SLAPPs are a beautiful thing for the well-moneyed who don't want their secrets getting out. SLAPPs or Strategic Lawsuits Against Public Participation are used by lawyers representing the ethically questionable but cash endowed to intimidate and silence opposition voices.

You upset and creating controversy with that multi-million dollar developer wanting to pave over that protected wetland with a parking lot? The developer just needs to throw a SLAPP suit at you to get you to shut up, not because what you say is untrue but because you can't afford the legal bills to show that it is true.

SLAPP suits are getting to be a common occurence in the environmental movement. Now, it seems, they're getting to be a common thing in the animal welfare movement.

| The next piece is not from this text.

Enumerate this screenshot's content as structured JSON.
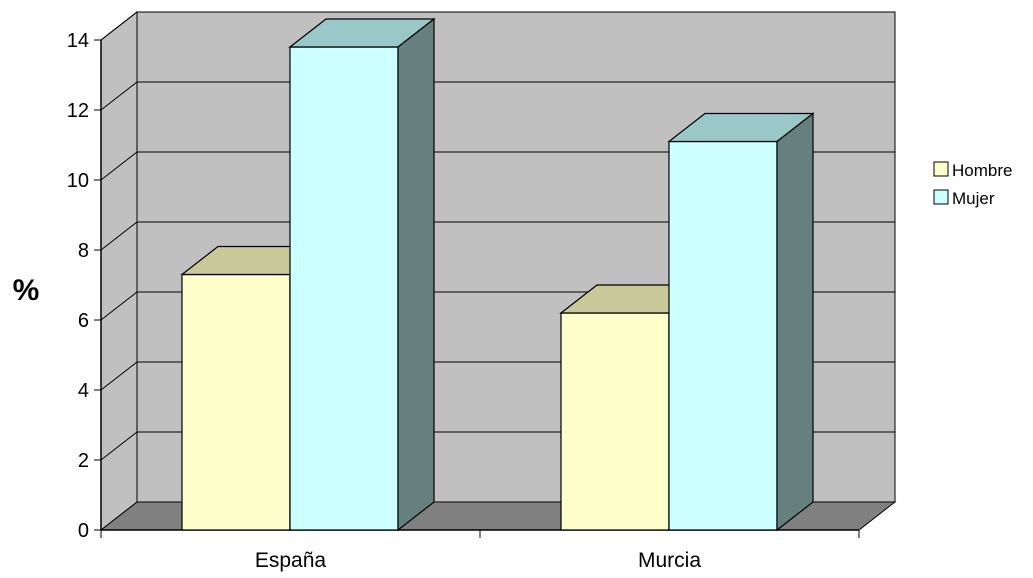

Let's say you start making noise about a puppy mill, animal shelter, pig farm, circus, whatever, and you've got all sorts of witness testimonies, documents, photos to back up your claims and you think you're safe because you figure you've got the truth on your side. But then the noise you make reaches the ears of the group affected and suddenly you've got a SLAPP suit staring you in the face demanding ten thousand dollars or a million dollars or more. Suddenly, trying to get the truth out is getting awfully expensive. And imagine the personal toll that must take on a person. We're talking about a corporate entity with a six or seven figure warchest at its disposal for teams of lawyers to bear down on, usually, a private individual.

A good strategy for the SLAPP suitors is to prolong the legal process. They know that every extra day in court or additional legal paperwork or rescheduling of witnesses or delay in committee hearings is going to cost money and lots of it. Sure, it may cost both sides about the same amount of money but $50,000 or $100,000 may not be a lot for the corporate entity but it could very easily bankrupt the defendant. Bankruptcy or the threat of bankruptcy shuts most people up.

From Environmental Defence, "SLAPP-Suit Protection Needed in Ontario":

According to the Anti SLAPP Resource Center in Denver, Colorado, most SLAPPs lose in court. They are not intended to win: their “success” comes from silencing opposition in the public arena. Fending off a SLAPP requires an incredible investment of both money and time. Given the power imbalance between environmental and citizen groups and vested industrial interests, SLAPPs can engender such incredible anxiety in their targets that they effectively quell dissent.

What's the point of being right if you lose everything including your shirt to prove it?

SLAPP suits are the newest blunt force trauma weapons of the rich and corrupt Goliaths in their battle against the Davids who are armed with merely the truth and a loud voice. You'll be hearing a lot more about these in the days to come. I guarantee it.